8. Real Production Example
In a distributed web server network, traffic must be monitored for Distributed Denial of Service (DDoS) attacks. An Apache Beam pipeline processes requests from all servers. By grouping request counts in 10-second Processing Time windows, the pipeline can detect massive volume spikes as they hit the workers and block the offending IP addresses within seconds, bypassing any event-time delays.
9. Common Mistakes
- Using Processing Time for Backfills: Rerunning a processing-time pipeline on historical logs. Because the system clock is used, logs from three months ago will be bucketed into today's current wall-clock window, rendering historical aggregations meaningless.
- Assuming Perfect Synchronization: Assuming that all workers have the exact same time. If NTP is disabled, clock drift between nodes can cause elements to be placed in different windows on different workers.

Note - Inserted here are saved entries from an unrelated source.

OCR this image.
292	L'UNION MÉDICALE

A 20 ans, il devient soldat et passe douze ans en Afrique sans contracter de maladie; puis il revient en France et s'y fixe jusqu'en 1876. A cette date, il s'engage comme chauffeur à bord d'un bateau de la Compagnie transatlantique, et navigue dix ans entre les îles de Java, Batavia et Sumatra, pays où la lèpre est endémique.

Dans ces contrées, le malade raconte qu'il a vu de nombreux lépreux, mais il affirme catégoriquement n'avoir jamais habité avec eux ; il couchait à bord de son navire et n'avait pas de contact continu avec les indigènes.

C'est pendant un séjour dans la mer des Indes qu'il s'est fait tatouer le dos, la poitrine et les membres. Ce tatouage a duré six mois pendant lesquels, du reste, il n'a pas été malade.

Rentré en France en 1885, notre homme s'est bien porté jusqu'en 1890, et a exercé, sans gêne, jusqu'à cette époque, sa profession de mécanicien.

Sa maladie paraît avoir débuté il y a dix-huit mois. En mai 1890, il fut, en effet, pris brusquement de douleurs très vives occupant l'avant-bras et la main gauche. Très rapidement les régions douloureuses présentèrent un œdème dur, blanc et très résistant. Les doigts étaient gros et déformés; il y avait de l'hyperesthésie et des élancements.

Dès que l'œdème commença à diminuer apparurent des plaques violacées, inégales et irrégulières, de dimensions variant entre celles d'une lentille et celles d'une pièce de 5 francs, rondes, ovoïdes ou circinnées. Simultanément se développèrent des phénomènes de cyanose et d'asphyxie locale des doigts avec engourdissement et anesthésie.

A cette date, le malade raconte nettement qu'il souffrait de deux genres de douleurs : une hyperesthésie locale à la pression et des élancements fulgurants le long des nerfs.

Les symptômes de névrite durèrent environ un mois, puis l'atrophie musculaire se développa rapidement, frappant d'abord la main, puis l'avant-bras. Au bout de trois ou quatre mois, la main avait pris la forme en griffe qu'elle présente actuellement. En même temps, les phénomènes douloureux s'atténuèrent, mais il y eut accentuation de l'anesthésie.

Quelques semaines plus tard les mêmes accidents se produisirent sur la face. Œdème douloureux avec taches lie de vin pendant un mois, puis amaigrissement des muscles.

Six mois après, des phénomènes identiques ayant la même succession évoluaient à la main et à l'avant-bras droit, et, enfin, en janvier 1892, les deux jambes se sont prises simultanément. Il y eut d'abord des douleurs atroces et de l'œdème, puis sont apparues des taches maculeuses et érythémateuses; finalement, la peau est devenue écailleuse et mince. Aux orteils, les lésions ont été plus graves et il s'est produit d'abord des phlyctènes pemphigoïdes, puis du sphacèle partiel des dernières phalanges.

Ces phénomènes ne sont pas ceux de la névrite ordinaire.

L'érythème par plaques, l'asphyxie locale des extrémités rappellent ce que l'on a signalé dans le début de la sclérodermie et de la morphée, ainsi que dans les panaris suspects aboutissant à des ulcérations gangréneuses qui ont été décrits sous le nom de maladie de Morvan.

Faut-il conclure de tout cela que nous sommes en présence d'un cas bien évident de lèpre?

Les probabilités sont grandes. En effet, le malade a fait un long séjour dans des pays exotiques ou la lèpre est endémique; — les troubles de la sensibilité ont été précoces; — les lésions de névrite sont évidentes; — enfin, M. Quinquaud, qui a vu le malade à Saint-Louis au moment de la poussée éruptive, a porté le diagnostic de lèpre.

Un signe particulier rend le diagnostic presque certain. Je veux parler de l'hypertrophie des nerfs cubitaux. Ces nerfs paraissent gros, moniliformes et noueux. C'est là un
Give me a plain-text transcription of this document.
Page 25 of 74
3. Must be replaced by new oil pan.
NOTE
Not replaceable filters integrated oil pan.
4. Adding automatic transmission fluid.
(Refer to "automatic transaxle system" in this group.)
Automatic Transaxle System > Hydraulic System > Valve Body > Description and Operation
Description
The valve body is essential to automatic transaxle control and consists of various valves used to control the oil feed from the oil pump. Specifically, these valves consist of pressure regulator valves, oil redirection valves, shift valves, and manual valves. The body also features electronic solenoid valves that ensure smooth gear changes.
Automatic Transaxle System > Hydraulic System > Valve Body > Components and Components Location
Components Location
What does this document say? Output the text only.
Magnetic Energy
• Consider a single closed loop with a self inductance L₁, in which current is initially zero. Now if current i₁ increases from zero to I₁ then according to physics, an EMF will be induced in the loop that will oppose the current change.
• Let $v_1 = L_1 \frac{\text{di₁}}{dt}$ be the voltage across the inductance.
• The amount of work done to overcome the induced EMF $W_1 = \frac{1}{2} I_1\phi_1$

- Using Processing Time for Financial Ledger Audits: Utilizing processing-time windowing to compute financial reporting. Since late network packets fall into later processing windows, the reports will not match the physical transaction history.
10. Interview Perspective
- Question: If a streaming pipeline lag increases due to worker backlog, how are processing-time windows affected?
- Answer: Processing-time windows reflect the time the backlog is processed, not when it happened. Backlogged items will be grouped together into the current wall-clock window, producing a massive spike in metrics.
- Question: Why does processing time require less memory overhead than event time?
- Answer: The runner doesn't have to keep old windows open waiting for late data. As soon as the system clock passes the window boundary, the window state can be completely deleted.
11. Best Practices
- Never use Processing Time for business intelligence or historical reporting; use it only for operations, alerting, and rate-limiting.
- Keep NTP (Network Time Protocol) active on all cluster machines to minimize clock drift.
- Combine processing-time triggers with event-time windowing to get the best of both worlds (early speculative results with eventual event-time accuracy).
12. Summary
- Processing Time is based on the system clock of the worker node.
- It offers the lowest possible processing latency.
- It is non-deterministic and depends entirely on pipeline execution speed.
- It is unsuitable for historical replays or backfills.
- Useful for rate-limiting, infrastructure alerting, and low-latency metrics.